Los buenos veranos, de Zidrou y Jordi Lafebre (Norma)Si buscamos una historia familiar, emocional, intensa, y queremos además que tenga un significado de mitología personal, lo que hacen Zidrou y Jordi Lafebre en Los buenos veranos tiene todas las papeletas para convencernos. Es todo tan bonito y triste cuando corresponde, tan realista que nos toca la fibra en nuestros propios recuerdos, y está todo tan bien hilado en el tiempo, se lea cronológicamente o no, que no nos atrevemos a sacarle ni una sola pega.
Harley Quinn. Cristales rotos, de Mariko Tamaki y Steve Pugh (ECC)La reformulación de orígenes y personajes de éxito es algo con lo que tenemos que vivir. La industria quiere éxitos y que estos abran las puertas a nuevas audiencias. Pero esto, claro, se puede hacer de muchas maneras. La de Mariko Tamaki y Steve Pugh en Harley Quinn. Cristales rotos es casi modélica, en su forma de encarar la historia, en el momento adolescente en el que Harleen se convierte en Harley y en lo visual, que es precioso. Así que sí, así sí.

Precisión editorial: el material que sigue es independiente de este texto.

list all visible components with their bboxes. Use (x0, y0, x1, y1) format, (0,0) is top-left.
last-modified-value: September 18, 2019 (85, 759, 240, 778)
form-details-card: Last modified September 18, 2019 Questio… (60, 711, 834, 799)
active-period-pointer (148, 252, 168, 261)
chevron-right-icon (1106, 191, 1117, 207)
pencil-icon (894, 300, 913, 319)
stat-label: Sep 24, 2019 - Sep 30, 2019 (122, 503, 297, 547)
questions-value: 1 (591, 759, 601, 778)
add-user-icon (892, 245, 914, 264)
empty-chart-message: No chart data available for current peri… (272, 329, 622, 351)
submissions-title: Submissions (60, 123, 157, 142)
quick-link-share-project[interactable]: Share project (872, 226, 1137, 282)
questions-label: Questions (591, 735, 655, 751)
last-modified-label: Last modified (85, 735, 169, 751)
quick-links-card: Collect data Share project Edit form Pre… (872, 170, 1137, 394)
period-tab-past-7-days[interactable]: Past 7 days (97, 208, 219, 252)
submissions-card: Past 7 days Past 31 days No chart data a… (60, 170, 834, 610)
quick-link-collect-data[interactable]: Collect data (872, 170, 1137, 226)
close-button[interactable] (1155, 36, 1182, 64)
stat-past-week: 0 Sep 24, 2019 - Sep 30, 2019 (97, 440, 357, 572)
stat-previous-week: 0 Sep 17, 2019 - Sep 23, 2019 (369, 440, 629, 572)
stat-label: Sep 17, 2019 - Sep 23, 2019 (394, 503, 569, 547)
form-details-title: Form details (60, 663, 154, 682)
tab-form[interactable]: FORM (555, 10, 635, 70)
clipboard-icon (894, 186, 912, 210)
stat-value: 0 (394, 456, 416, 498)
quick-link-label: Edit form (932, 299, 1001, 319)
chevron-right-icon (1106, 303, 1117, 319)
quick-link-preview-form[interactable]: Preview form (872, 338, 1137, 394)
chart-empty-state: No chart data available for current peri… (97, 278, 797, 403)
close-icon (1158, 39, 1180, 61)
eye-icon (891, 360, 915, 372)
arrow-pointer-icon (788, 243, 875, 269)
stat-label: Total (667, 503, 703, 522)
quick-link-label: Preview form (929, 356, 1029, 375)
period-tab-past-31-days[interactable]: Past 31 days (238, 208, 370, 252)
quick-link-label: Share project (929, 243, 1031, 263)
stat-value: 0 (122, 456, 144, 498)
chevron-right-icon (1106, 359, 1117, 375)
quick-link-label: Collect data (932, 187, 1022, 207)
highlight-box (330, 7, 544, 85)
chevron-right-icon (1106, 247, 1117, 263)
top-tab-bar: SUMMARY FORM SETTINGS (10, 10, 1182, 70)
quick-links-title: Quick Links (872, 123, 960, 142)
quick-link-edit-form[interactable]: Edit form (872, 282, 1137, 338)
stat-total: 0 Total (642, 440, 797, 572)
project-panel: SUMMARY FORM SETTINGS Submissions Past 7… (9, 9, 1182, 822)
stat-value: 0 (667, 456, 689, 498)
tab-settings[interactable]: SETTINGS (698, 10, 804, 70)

Adolf, de Osamu Tezuka (Planeta Cómic)No os dejéis impresionar por la inevitable etiqueta de Dios del manga que acompaña a Osamu Tezuka, tampoco por el título, que nos lleva directos a Hitler aunque haya otros dos Adolf a los que seguir la pista en sus páginas. ni mucho menos por la extensión del libro o su formato. Y una vez lo tengáis claro, lanzaros de cabeza y sin miedo. Tezuka nos legó un tebeo brutal, un retrato de la Segunda Guerra Mundial absolutamente bestial, y un relato desgarrador desde lo más íntimo.